HIV-2 has been reported throughout the world, including 166 reported to CDC as cases of public health importance from 1987 to 2009, but most cases occur in West Africa.
The data included people tested with the Multispot HIV-1/HIV-2 Rapid Test and the Geenius HIV-1/HIV-2 Supplemental Assay but didn’t differentiate which of the 2 tests available during the study period were used.
Between 2010 and 2017, 327,700 cases of HIV were diagnosed in the United States, 198 (0.06%) of which were HIV-2. Among the HIV-2 cases, 102 were classified as monoinfections, 11 as dual HIV-1 and HIV-2 infections, and 85 as probable but unconfirmed HIV-2 infections.
The number of HIV-1/HIV-2 test results reported during the study period increased by an estimated 21.2% per year (95% confidence interval [CI] = 21.0—21.4). The number of confirmed HIV-2 cases increased by an estimated 12.0% per year (95% CI = 2.8–22.1) during that time, and the number of probable HIV-2 cases rose 11.4% per year (95% CI = 1.4–22.3). After the CDC began recommending the differentiation tests in 2014, their use continued to increase by an estimated 6.4% per year (95% CI = 6.2%–6.9%), but the number of confirmed or probable HIV-2 infections saw no significant change.
The differentiation tests resulted in 356 false-positive HIV-2 results, amounting to an estimated increase in false-positive reports of 18.8% per year (95% CI = 13.3—24.5) relative to all HIV diagnoses. But false-positive results decreased by 6.2% (95% CI = –10.7% to –1.5%) relative to those who received an HIV-1/HIV-2 differentiation test.
"In spite of widespread use of a test that distinguishes HIV-1 from HIV-2 as the second step in the CDC- Association of Public Health Laboratories (CDC/APHL) algorithm, there were few HIV-2 diagnoses in the United States," Anne Peruski, PhD, Epidemiologist in CDC’s Division for HIV/AIDS Prevention, told Contagion®. "This finding adds to existing evidence that it’s time to review the HIV diagnostic testing algorithm to determine if it should be updated and amended."
“CDC continues to recommend that laboratories follow the laboratory-based algorithm with the HIV-1/HIV-2 differentiation test as the second step,” the authors of the report noted. “However, updates to the laboratory-based testing algorithm merit consideration in the United States.

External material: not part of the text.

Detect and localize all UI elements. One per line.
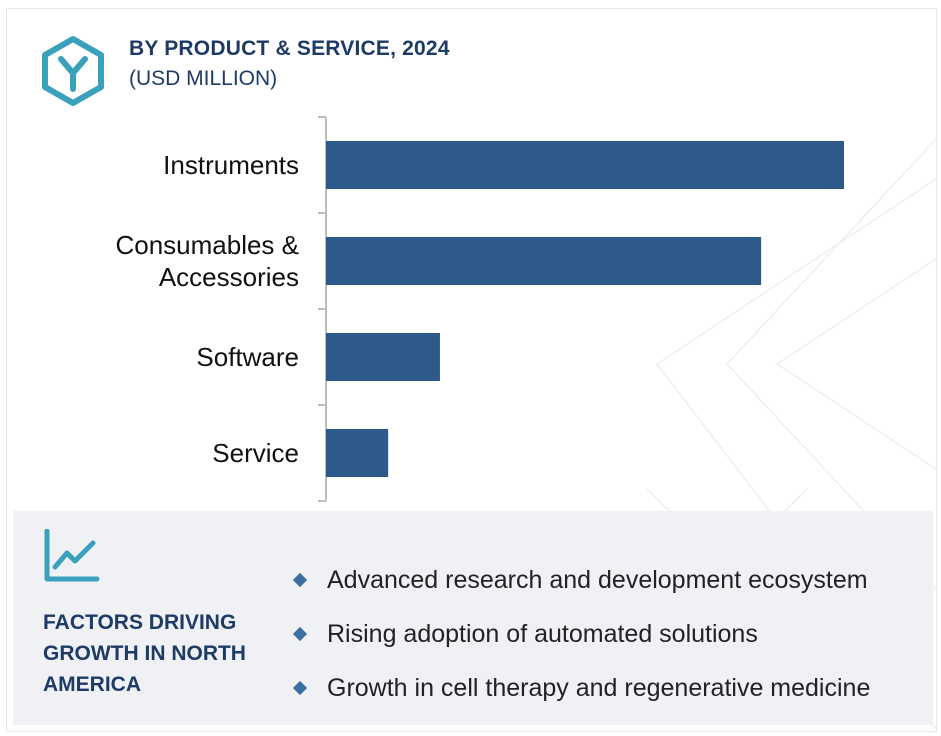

This could include development of new [US Food and Drug Administration]-approved tests to reduce the time to HIV diagnosis and treatment, primarily for HIV-1, but in rare cases, for HIV-2.”
Improving testing is a key weapon in the fight against HIV. According to the CDC, an estimated 1 in 7 people living with HIV are unaware of their infection.
"Further work needs to be done to determine what types of tests should be included in an updated version of the recommended HIV testing algorithm and the order in which the tests should be performed," Peruski told Contagion®.
Universal screening could help identify transmission among individuals who might not seek testing, according to a recent study that examined universal screening programs in 2 emergency departments in San Diego. Another recent study found that passive venues have been successful in screening for HIV in San Diego County, California.
In November, the World Health Organization released new testing guidelines encouraging all countries to adopt a standard HIV testing strategy using 3 consecutive reactive tests to confirm a diagnosis, recommending use of self-tests, and emphasizing the importance of using social network-based HIV testing to reach at-risk individuals.